Eyes on the Street: New Painted Curb Extension Across from L.A. City Hall

Pedestrian safety improvements at Main and First Streets in downtown Los Angeles. Photos by Joe Linton/Streetsblog L.A.
Pedestrian safety improvements at Main and First Streets in downtown Los Angeles. Photos by Joe Linton/Streetsblog L.A.

Walkability improvements in the downtown Los Angeles civic center make a lot of sense. Downtown is among the county’s most walked and walkable areas; it is also the most transit-friendly area and among the most bikeable areas, too. Walk facilities downtown provide high-profile examples that are seen and used by elected officials and governmental staff. The area already has leading pedestrian interval head-start signals, parklets, two protected bike lanes, painted curb extensions, and more. This week downtown got a new treatment designed to make walking safer by calming left-turning drivers.

Two days ago, the city Department of Transportation (LADOT) added pedestrian improvements located at the intersection of First Street and Main Street, right next to LAPD headquarters, City Hall, and Caltrans District 7 headquarters, which include LADOT offices. LADOT spokesperson Russell Hassan stated that the treatment, adapted from an NYCDOT left turn traffic-calming pilot, is an effort to providing a more right angle turn to slow down left-turning drivers going from northbound Main to westbound First.
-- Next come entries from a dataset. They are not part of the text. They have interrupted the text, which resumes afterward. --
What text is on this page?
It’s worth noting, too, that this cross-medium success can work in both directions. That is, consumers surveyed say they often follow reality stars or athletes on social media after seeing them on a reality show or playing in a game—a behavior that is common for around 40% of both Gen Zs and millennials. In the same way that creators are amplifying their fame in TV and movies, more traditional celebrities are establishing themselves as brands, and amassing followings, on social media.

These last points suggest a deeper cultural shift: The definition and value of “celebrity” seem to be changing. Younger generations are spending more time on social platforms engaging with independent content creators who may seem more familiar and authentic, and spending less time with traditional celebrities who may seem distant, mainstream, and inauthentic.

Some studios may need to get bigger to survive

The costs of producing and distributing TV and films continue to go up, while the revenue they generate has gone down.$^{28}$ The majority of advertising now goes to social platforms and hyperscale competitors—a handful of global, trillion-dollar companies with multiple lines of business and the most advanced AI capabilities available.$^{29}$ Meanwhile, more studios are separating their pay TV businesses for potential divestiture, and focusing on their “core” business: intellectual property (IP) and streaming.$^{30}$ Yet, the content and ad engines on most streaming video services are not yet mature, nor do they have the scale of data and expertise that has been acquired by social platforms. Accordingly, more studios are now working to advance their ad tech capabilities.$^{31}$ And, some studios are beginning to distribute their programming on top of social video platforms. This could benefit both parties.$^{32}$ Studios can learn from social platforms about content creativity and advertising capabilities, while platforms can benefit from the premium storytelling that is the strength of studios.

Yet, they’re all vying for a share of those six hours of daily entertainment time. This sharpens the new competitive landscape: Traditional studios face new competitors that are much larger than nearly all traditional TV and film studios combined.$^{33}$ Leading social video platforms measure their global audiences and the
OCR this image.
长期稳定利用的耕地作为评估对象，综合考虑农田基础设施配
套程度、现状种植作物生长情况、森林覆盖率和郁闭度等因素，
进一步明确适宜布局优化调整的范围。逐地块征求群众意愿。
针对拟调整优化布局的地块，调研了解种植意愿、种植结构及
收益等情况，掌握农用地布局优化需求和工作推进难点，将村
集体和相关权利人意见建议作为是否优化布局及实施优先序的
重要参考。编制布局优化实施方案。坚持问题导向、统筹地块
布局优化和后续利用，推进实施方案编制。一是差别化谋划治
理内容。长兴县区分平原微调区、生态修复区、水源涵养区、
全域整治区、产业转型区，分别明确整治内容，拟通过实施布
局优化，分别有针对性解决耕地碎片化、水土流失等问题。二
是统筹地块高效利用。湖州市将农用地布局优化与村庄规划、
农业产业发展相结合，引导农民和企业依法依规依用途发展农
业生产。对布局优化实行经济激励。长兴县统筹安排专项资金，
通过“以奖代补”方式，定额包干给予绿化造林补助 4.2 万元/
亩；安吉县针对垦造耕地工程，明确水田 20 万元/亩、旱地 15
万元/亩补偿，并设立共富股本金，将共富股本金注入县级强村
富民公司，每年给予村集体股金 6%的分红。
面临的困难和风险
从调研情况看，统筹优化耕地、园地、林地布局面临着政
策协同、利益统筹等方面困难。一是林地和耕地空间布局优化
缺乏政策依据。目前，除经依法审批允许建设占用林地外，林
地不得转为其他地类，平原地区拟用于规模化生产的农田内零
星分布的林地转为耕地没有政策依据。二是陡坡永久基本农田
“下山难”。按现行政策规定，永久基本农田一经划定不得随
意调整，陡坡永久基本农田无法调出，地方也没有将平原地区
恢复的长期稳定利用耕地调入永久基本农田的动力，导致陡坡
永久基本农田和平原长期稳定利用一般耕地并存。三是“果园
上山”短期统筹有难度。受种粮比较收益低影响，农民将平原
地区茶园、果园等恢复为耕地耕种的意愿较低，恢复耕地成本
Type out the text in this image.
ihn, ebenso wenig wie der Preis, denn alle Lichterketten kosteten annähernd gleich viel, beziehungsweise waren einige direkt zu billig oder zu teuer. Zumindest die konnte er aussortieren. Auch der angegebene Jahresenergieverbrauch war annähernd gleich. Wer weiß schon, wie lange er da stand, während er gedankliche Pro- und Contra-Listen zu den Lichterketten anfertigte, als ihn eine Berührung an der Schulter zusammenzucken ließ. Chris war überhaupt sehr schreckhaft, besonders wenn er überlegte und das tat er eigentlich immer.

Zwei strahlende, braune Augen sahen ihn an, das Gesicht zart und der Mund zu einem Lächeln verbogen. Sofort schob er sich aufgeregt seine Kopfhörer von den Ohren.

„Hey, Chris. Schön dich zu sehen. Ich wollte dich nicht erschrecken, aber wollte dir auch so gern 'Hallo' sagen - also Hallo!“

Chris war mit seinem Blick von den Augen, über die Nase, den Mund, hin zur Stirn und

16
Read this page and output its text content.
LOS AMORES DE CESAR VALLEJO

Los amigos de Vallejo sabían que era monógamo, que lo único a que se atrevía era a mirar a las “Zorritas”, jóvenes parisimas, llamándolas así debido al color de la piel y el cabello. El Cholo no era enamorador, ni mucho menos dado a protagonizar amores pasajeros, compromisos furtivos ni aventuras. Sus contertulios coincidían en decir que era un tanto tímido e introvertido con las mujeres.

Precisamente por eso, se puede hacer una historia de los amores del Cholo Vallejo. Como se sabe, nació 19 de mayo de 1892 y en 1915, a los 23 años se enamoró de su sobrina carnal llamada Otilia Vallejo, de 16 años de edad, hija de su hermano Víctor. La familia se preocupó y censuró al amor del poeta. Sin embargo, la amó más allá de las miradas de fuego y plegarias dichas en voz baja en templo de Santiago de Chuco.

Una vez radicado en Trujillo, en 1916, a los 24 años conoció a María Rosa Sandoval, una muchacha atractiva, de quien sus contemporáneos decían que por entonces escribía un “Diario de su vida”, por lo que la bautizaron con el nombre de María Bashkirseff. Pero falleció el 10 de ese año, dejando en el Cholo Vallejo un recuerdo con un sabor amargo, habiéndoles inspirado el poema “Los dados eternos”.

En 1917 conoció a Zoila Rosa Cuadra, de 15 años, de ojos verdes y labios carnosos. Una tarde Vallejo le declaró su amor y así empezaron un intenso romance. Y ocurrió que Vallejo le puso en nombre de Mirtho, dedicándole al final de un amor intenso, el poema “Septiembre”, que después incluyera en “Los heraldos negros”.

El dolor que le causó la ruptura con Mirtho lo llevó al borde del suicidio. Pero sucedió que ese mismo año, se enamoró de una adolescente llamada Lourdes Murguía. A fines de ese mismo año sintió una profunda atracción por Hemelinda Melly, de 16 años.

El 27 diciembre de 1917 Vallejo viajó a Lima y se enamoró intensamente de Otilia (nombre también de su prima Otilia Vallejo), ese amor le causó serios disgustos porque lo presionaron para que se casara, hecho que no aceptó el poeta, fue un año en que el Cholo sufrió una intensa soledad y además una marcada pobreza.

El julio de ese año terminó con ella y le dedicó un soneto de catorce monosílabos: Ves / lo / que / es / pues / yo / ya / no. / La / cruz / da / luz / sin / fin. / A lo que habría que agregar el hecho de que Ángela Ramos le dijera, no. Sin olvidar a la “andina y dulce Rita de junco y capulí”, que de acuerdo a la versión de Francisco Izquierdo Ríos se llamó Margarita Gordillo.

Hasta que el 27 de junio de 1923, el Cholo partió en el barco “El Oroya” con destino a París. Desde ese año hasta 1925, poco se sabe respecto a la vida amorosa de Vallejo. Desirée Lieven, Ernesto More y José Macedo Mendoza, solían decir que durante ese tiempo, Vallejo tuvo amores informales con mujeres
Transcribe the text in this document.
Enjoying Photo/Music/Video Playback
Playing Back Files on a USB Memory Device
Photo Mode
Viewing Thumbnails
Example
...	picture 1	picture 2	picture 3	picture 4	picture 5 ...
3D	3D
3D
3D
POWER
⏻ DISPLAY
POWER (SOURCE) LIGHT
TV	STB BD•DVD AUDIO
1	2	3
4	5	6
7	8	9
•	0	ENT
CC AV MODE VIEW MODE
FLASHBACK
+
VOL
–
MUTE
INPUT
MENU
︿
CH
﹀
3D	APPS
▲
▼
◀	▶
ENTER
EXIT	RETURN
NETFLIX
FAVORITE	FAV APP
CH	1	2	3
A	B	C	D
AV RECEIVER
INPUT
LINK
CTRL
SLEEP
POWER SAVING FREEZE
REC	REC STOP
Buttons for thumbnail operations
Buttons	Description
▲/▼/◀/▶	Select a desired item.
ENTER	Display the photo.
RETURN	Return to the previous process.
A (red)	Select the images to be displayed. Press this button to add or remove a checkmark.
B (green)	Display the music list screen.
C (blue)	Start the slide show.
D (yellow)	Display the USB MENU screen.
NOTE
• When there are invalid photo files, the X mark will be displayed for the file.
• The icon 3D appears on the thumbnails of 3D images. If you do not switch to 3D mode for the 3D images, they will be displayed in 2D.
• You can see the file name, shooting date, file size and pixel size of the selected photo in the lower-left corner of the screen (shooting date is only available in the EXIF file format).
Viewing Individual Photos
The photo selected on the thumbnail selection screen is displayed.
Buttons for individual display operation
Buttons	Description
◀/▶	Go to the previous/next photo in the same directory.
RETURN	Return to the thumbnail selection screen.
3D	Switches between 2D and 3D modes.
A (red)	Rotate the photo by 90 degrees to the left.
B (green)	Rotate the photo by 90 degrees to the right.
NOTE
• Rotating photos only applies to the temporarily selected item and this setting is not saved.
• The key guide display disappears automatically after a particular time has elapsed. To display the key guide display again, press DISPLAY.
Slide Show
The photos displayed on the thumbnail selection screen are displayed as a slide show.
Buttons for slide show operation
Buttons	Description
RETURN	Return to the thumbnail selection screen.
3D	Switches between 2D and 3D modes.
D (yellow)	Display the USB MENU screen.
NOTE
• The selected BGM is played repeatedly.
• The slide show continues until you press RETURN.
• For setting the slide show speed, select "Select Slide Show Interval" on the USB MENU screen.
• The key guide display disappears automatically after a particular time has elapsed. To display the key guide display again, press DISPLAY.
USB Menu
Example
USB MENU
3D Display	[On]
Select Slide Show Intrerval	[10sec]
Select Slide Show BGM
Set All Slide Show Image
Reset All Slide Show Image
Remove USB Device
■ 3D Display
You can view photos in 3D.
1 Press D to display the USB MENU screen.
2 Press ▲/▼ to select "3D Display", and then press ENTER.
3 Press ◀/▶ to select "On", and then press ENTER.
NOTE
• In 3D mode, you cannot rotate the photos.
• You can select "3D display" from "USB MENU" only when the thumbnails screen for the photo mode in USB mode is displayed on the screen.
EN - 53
The treatment includes two features:

  • a painted curb extension – with bollards and pavement markings – on the left side of Main.
  • mid-street rubber curb and knock-down bollards – on First.
Painted curb extension on Main Street at First Street
Painted curb extension on Main Street at First Street
Knock-down bollards on First Street at Main
Rubber curb and Knock-down bollards on First Street at Main

Readers, what do you think of the safety improvements? Where are other places you would like to see this treatment implemented? It appears to be most applicable to left turns made from one-way streets, though it may have similar applications elsewhere.

  • LAifer

    Cool. One intersection down. Only… 49,999 to go?

  • Brigham Yen

    I’d like to see the white plastic bollards replaced with either concrete ones or large sturdy planters eventually like the ones you generally see in NYC. The plastic bollards seem very easy to miss and drive thru offering less protection to pedestrians than concrete or larger objects like planters. Along Broadway by 23rd Street by Madison Square Park, they even use large rocky boulders.

  • Brigham Yen

    I am so excited about this for DTLA! I have been waiting for this to happen for years. I wrote a blog post about what DTLA could learn from NYC’s pedestrian enhancements!

    http://brighamyen.com/2013/04/18/ideas-for-downtown-la-implement-road-diets-to-encourage-pedestrian-activity/

  • Spike N LngBch

    Intersection directly adjacent to CalTrans/LADOT HQ’s…..

    Priorities.

  • Chuck Hammerstein

    Applicable from a left turn on two-way street, to a perpendicular two-way street. Often when on a motorcycle and waiting to turn left on a normal intersection, a car or truck turning left on green/yellow while I wait on red; nearly hits me because the motorist crosses way over the double yellow line — not looking for anything but a car sitting there waiting.